Karel-Willem (Charles-Guillaume) would be the last feudal Marquess of Westerlo. With the annexation of the Austrian Netherlands to the First French Republic on the first of October 1795 feudality was definitively abolished. The marquessate of Westerlo ceased to exist and was divided in municipalities. The Merode Family lived in exile in Maastricht and later in Prussia and Saxony. The country estate and extensive domains in the region were confiscated by the Republic and put on sale. They could be bought back by agents acting on behalf of the exiled family. Karel-Willem and his family returned to Belgium in 1800.

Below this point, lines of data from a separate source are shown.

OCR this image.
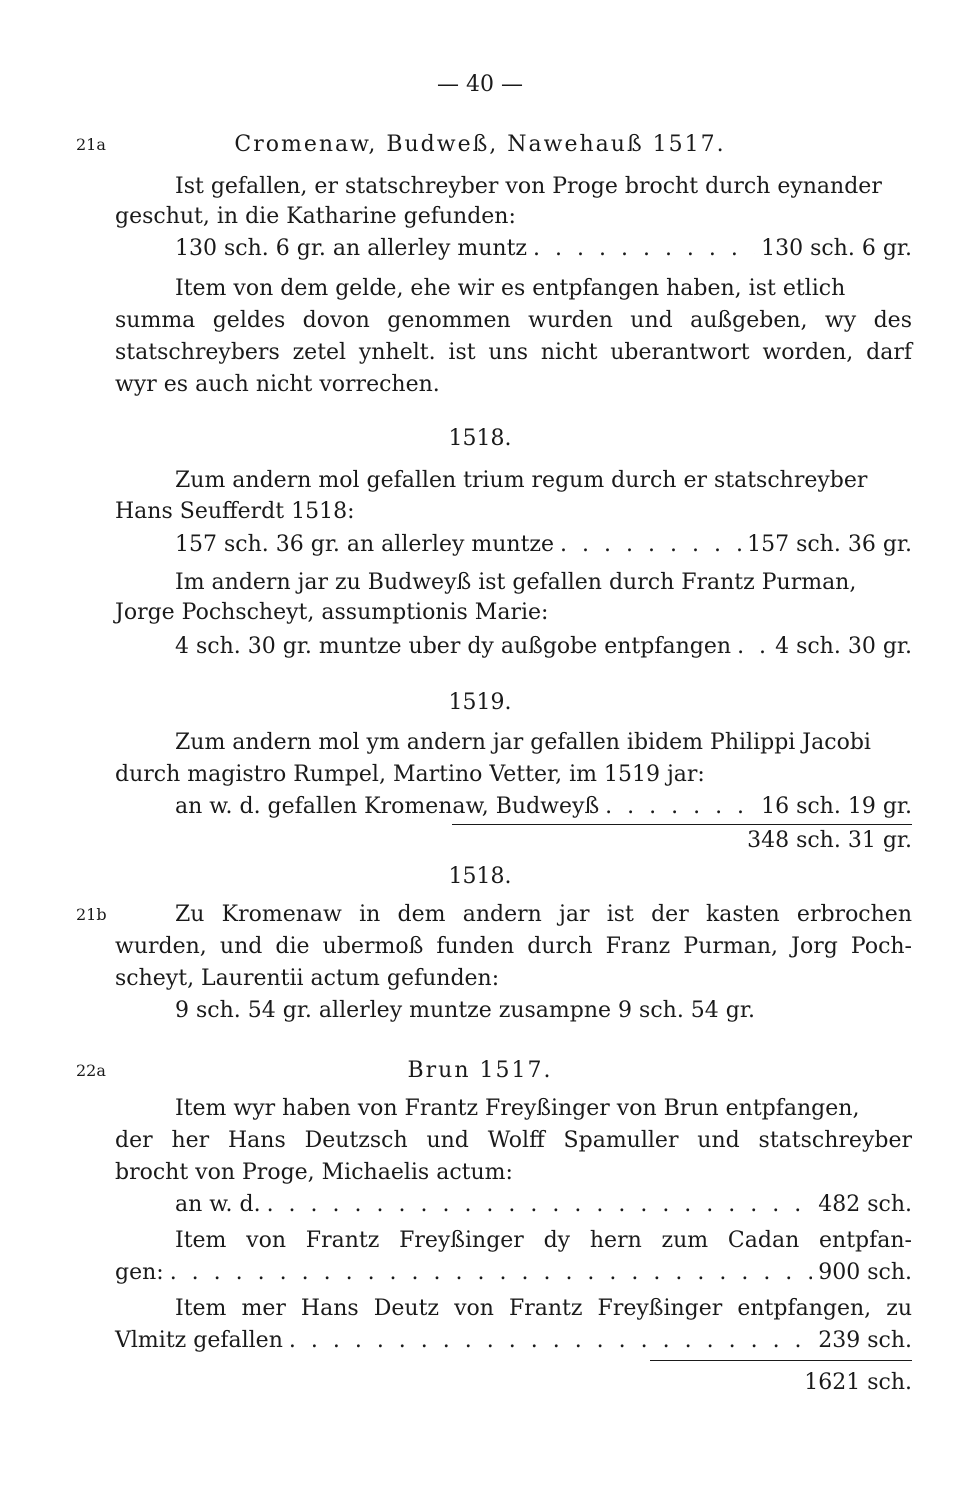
— 40 —
21a	Cromenaw, Budweß, Nawehauß 1517.
Ist gefallen, er statschreyber von Proge brocht durch eynander
geschut, in die Katharine gefunden:
130 sch. 6 gr. an allerley muntz . . .	130 sch. 6 gr.
Item von dem gelde, ehe wir es entpfangen haben, ist etlich
summa geldes dovon genommen wurden und außgeben, wy des
statschreybers zetel ynhelt. ist uns nicht uberantwort worden, darf
wyr es auch nicht vorrechen.
1518.
Zum andern mol gefallen trium regum durch er statschreyber
Hans Seufferdt 1518:
157 sch. 36 gr. an allerley muntze . . .	157 sch. 36 gr.
Im andern jar zu Budweyß ist gefallen durch Frantz Purman,
Jorge Pochscheyt, assumptionis Marie:
4 sch. 30 gr. muntze uber dy außgobe entpfangen . . . 4 sch. 30 gr.
1519.
Zum andern mol ym andern jar gefallen ibidem Philippi Jacobi
durch magistro Rumpel, Martino Vetter, im 1519 jar:
an w. d. gefallen Kromenaw, Budweyß . . .	16 sch. 19 gr.
348 sch. 31 gr.
1518.
21b	Zu Kromenaw in dem andern jar ist der kasten erbrochen
wurden, und die ubermoß funden durch Franz Purman, Jorg Poch-
scheyt, Laurentii actum gefunden:
9 sch. 54 gr. allerley muntze zusampne 9 sch. 54 gr.
22a	Brun 1517.
Item wyr haben von Frantz Freyßinger von Brun entpfangen,
der her Hans Deutzsch und Wolff Spamuller und statschreyber
brocht von Proge, Michaelis actum:
an w. d. . . .	482 sch.
Item von Frantz Freyßinger dy hern zum Cadan entpfan-
gen: . . .	900 sch.
Item mer Hans Deutz von Frantz Freyßinger entpfangen, zu
Vlmitz gefallen . . .	239 sch.
1621 sch.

The title of 'Marquess of Westerlo' was recognized by King William I of the Netherlands in 1823 and will be inherited by his eldest son:
- Count Henri de Merode-Westerloo (1782–1847) ninth Marquess of Westerlo
x Louise de Thesan d'Espendaillan (1787–1862). To their son:
- Count Charles-Antoine-Ghislain de Merode-Westerloo (1824–1892) tenth Marquess of Westerlo, and elected burgomaster of Westerlo (1879–1892).
x Marie-Nicolette, princesse d'Arenberg (1830–1905). To their son:
- Count Henri de Merode-Westerloo (1856–1908) eleventh Marquess of Westerlo, and elected burgomaster of Westerlo (1892–1908).
x Nathalie, princesse de Croÿ-Dülmen (1863–1957). To their son:
- Prince Charles de Merode-Westerloo (1887–1977) twelfth Marquess of Westerlo, and elected burgomaster of Westerlo (1913–1946).
x Marguerite–Marie de Laguiche (1895–1988). The couple had no children but adopted:
- Prince Albert de Merode (1915–1958) from the cadet branch of Félix de Merode (which on extinction of the branch of Henri de Merode would become the senior branch). His heirs inherited the estates in and around Westerlo, and the Castle of Merode in Langerwehe (Germany) and the 'Hôtel de Merode' in Brussels. The titles of Marquess of Westerlo, Prince of Grimbergen and Prince of Rubempré, as well as the status of head of the family passed to the senior male member of the branch of Félix de Mérode:
- Prince Xavier de Merode (1910–1980) thirteenth Marquess of Westerlo, and elected burgomaster of Lanaken.
x Elisabeth Alvar de Biaudos de Castéja. To their son:
- Prince Charles-Guillaume de Merode (born 1940) fourteenth and current Marquess of Westerlo.
x Princesse Hedwige de Ligne de la Tremoille. His heir apparent as Marquess of Westerlo is his eldest son, Prince Frédéric de Merode (born 1969).